In 2020, Barr said the Justice Department was looking into material that former Trump attorney Rudy Giuliani had gathered from Ukraine in an effort to find dirt on Biden. Barr said at the time that “we can’t take anything we received from Ukraine at face value.” No charges resulted from the Giuliani material, though it may have sparked an investigation into Hunter Biden in addition to one led by federal prosecutors in Delaware.

In a written statement later on Monday, Raskin said that Barr’s task force interviewed the source who relayed the tip and that much of the source’s uncorroborated material had already been given to the FBI by Giuliani. “In August 2020, Attorney General Barr and his hand-picked U.S. Attorney signed off on closing the assessment, having found no evidence to corroborate Mr. Giuliani’s allegations,” Raskin said in the statement.

White House spokesman Ian Sams on Monday called the latest development in the FBI bribery tip saga “another fact-free stunt staged by Chairman Comer not to conduct legitimate oversight, but to spread thin innuendo.”

Comer has previously said the tip, delivered to the FBI in June 2020, reflected a “very credible” allegation that Biden had something to do with a $5 million bribe involving a foreign national. The allegation has emerged as a key to Comer’s quest to tie Biden himself to the “influence peddling” of his family members, whom Comer has said received millions in sketchy payments from foreign sources.

Comer refused the DOJ’s initial offer to let lawmakers see the document at FBI headquarters, but then agreed to take a look after the FBI offered to bring it over to the Capitol.

Even though the FBI showed them the document on Monday, Comer said Republicans would still initiate contempt proceedings against FBI Director Christopher Wray because they weren’t allowed to keep a copy.

“At the briefing, the FBI again refused to hand over the unclassified record to the custody of the House Oversight Committee, and we will now initiate contempt of Congress hearings this Thursday,” Comer said.

Asked why he needed his own copy of the form, Comer complained that press accounts of the dispute emphasized that the allegation remains unverified. He stressed that the FBI’s source is highly credible and suggested reporters ought to describe the allegations that way.

“Remember, the main reason they’re not wanting to make this public is because they’re concerned about the source,” Comer said, without explaining why it should be made public anyway.

In a statement, the FBI said providing access to the document in a reading room is a “commonsense safeguard” used for congressional oversight and in court proceedings in order to protect sources. “The escalation to a contempt vote under these circumstances is unwarranted,” an FBI spokesperson said.

After the briefing, Raskin stressed that the source himself couldn’t vouch for the incriminating tip.

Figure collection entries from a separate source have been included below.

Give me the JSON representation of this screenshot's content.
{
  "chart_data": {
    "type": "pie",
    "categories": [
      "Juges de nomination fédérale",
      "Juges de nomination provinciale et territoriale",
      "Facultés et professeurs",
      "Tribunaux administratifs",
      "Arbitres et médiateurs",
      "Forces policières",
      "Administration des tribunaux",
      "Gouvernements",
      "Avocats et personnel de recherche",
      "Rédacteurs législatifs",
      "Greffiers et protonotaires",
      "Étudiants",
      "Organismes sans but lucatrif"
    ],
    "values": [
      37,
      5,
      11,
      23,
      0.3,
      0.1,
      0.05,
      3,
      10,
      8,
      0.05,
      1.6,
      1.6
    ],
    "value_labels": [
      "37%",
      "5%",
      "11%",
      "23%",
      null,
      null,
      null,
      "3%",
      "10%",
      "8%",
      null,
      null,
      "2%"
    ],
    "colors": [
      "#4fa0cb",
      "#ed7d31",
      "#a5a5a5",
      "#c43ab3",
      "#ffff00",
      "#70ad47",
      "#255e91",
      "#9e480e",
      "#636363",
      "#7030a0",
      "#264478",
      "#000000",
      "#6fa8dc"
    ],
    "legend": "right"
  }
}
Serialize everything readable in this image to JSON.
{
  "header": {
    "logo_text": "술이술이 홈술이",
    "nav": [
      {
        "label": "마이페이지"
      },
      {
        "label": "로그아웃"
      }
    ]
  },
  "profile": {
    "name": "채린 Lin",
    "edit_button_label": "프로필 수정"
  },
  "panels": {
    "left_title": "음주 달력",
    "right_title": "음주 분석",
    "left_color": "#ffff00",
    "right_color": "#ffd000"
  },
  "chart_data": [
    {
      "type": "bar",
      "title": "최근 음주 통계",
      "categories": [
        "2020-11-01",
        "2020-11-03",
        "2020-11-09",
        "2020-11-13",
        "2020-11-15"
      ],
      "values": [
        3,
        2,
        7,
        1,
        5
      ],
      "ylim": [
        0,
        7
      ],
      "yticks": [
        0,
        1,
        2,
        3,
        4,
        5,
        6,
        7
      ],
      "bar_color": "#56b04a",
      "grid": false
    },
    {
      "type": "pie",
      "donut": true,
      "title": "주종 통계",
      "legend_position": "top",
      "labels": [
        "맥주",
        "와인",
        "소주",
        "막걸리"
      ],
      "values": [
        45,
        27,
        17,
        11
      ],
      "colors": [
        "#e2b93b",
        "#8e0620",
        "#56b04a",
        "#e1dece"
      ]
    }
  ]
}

“What we’re talking about here is a confidential human source reporting a conversation with someone else,” Raskin said. “What we’re talking about is secondhand hearsay.”

The DOJ has maintained that the document reflects unverified claims collected by a line FBI agent, that the form itself lacks context and that disclosing the information could compromise confidential sources and investigations.

Somehow, Comer and Sen. Chuck Grassley (R-Iowa) have previously seen the document, the two said last week. Grassley has repeatedly said he didn’t know if the allegations were true, just that he wanted the Justice Department to say whether it had investigated.

“We are not interested in whether the allegations against Vice President Biden are accurate or not,” Grassley told Fox News last week. “We’re responsible for making sure the FBI does its job, and that’s what we want to know.”